In fact, things are so grim down there that the film is often at a loss to explain how any of its characters are still alive. Several of the most harrowing scenes simply end with a blunt cut to black, only for the action to resume a few moments later with the lucky survivors having magically arrived at their next destination.
By the third time that happens, it’s hard to shake the feeling that the movie is being guided along rails like a theme park ride; while the story evokes everything from “Alien” and “The Abyss” to “Sphere” and “The Descent,” the raw functionality of its telling ultimately positions “Underwater” closer to Disneyland’s “Tower of Terror” than anything else (and thanks to Disney’s recent acquisition of 20th Century Fox, this is technically a Disney joint). It’s as if Eubanks’ film only has 90 minutes of oxygen in the tank and needs to reach the surface by any means necessary, no matter how many tantalizing ideas it leaves unexplored.
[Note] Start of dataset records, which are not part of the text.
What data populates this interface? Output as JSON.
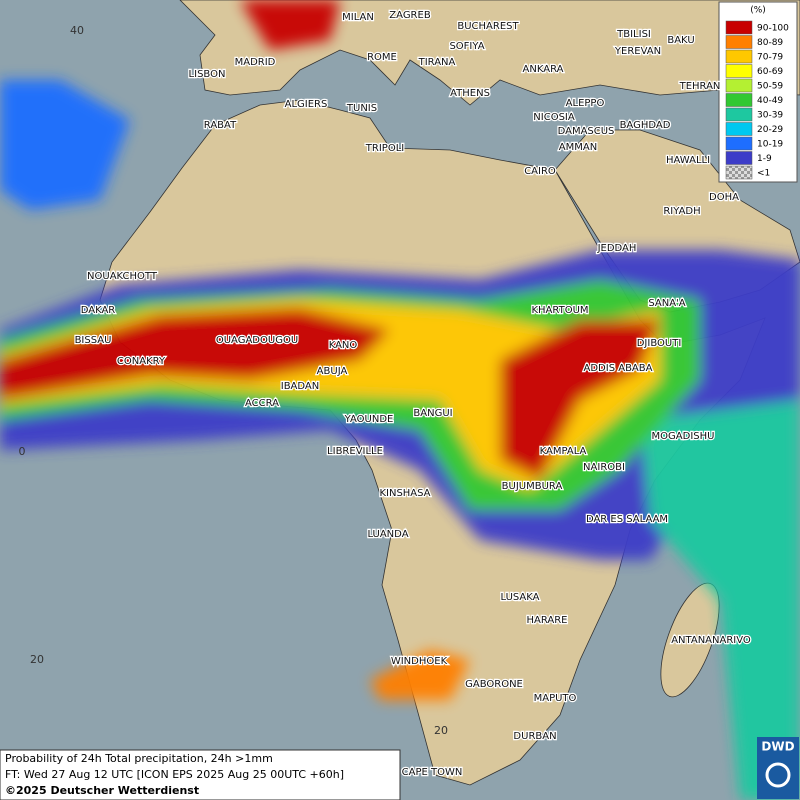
{
  "map": {
    "cities": [
      "MILAN",
      "ZAGREB",
      "BUCHAREST",
      "SOFIYA",
      "TBILISI",
      "BAKU",
      "MADRID",
      "ROME",
      "TIRANA",
      "ANKARA",
      "YEREVAN",
      "LISBON",
      "TEHRAN",
      "ALGIERS",
      "TUNIS",
      "ATHENS",
      "ALEPPO",
      "RABAT",
      "NICOSIA",
      "BAGHDAD",
      "DAMASCUS",
      "TRIPOLI",
      "AMMAN",
      "HAWALLI",
      "CAIRO",
      "DOHA",
      "RIYADH",
      "JEDDAH",
      "NOUAKCHOTT",
      "DAKAR",
      "SANA'A",
      "KHARTOUM",
      "BISSAU",
      "OUAGADOUGOU",
      "KANO",
      "DJIBOUTI",
      "CONAKRY",
      "ABUJA",
      "ADDIS ABABA",
      "IBADAN",
      "ACCRA",
      "BANGUI",
      "YAOUNDE",
      "MOGADISHU",
      "LIBREVILLE",
      "KAMPALA",
      "NAIROBI",
      "BUJUMBURA",
      "KINSHASA",
      "DAR ES SALAAM",
      "LUANDA",
      "LUSAKA",
      "HARARE",
      "ANTANANARIVO",
      "WINDHOEK",
      "GABORONE",
      "MAPUTO",
      "DURBAN",
      "CAPE TOWN"
    ],
    "grid_labels": [
      "40",
      "0",
      "20",
      "20"
    ]
  },
  "legend": {
    "unit": "(%)",
    "entries": [
      {
        "label": "90-100",
        "color": "#c80000"
      },
      {
        "label": "80-89",
        "color": "#ff7f00"
      },
      {
        "label": "70-79",
        "color": "#ffc800"
      },
      {
        "label": "60-69",
        "color": "#ffff00"
      },
      {
        "label": "50-59",
        "color": "#b4f032"
      },
      {
        "label": "40-49",
        "color": "#32c832"
      },
      {
        "label": "30-39",
        "color": "#1ec8a0"
      },
      {
        "label": "20-29",
        "color": "#00c8f0"
      },
      {
        "label": "10-19",
        "color": "#1e6eff"
      },
      {
        "label": "1-9",
        "color": "#3c3cc8"
      },
      {
        "label": "<1",
        "color": "#b4b4b4"
      }
    ]
  },
  "caption": {
    "line1": "Probability of 24h Total precipitation, 24h >1mm",
    "line2": "FT: Wed 27 Aug 12 UTC [ICON EPS 2025 Aug 25 00UTC +60h]",
    "line3": "©2025 Deutscher Wetterdienst"
  },
  "logo": "DWD"
}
Spurred on by its murky spectacle — and a third-act twist that raises the stakes in a very enjoyable way — “Underwater” always seems like it’s about to drown in its own narrative disinterest, and yet it somehow finds a way to keep moving forward. Sure, a hilarious amount of information is dumped into the closing credits. And yes, the movie is so eager to end things that it hurriedly settles for the first moral it can find (single people don’t deserve to live). And, most disconcerting of all, it does leave you with the dark feeling that perhaps “Underwater” should have been connected to a cinematic universe of some kind, if only because the margins don’t make sense for Disney to keep making disposable one-offs like this. If ever a movie should have secretly been a “Cloverfield” project, this is it.
But the monsters are gnarly, the sets and effects are spectacular chum for the imagination, and the cast is able to elevate a damp programmer into a dizzy genre pleasure. “Underwater” is fun even when you can’t fathom what must have happened behind the scenes during post-production, and it’s scary enough to make James Cameron look in the rear-view mirror of his sub the next time he’s digging around on the ocean floor. Once upon a time, all a movie had to do was make people afraid to go in the water. Sadly, times have changed.
Disney will release “Underwater” in theaters on January 10.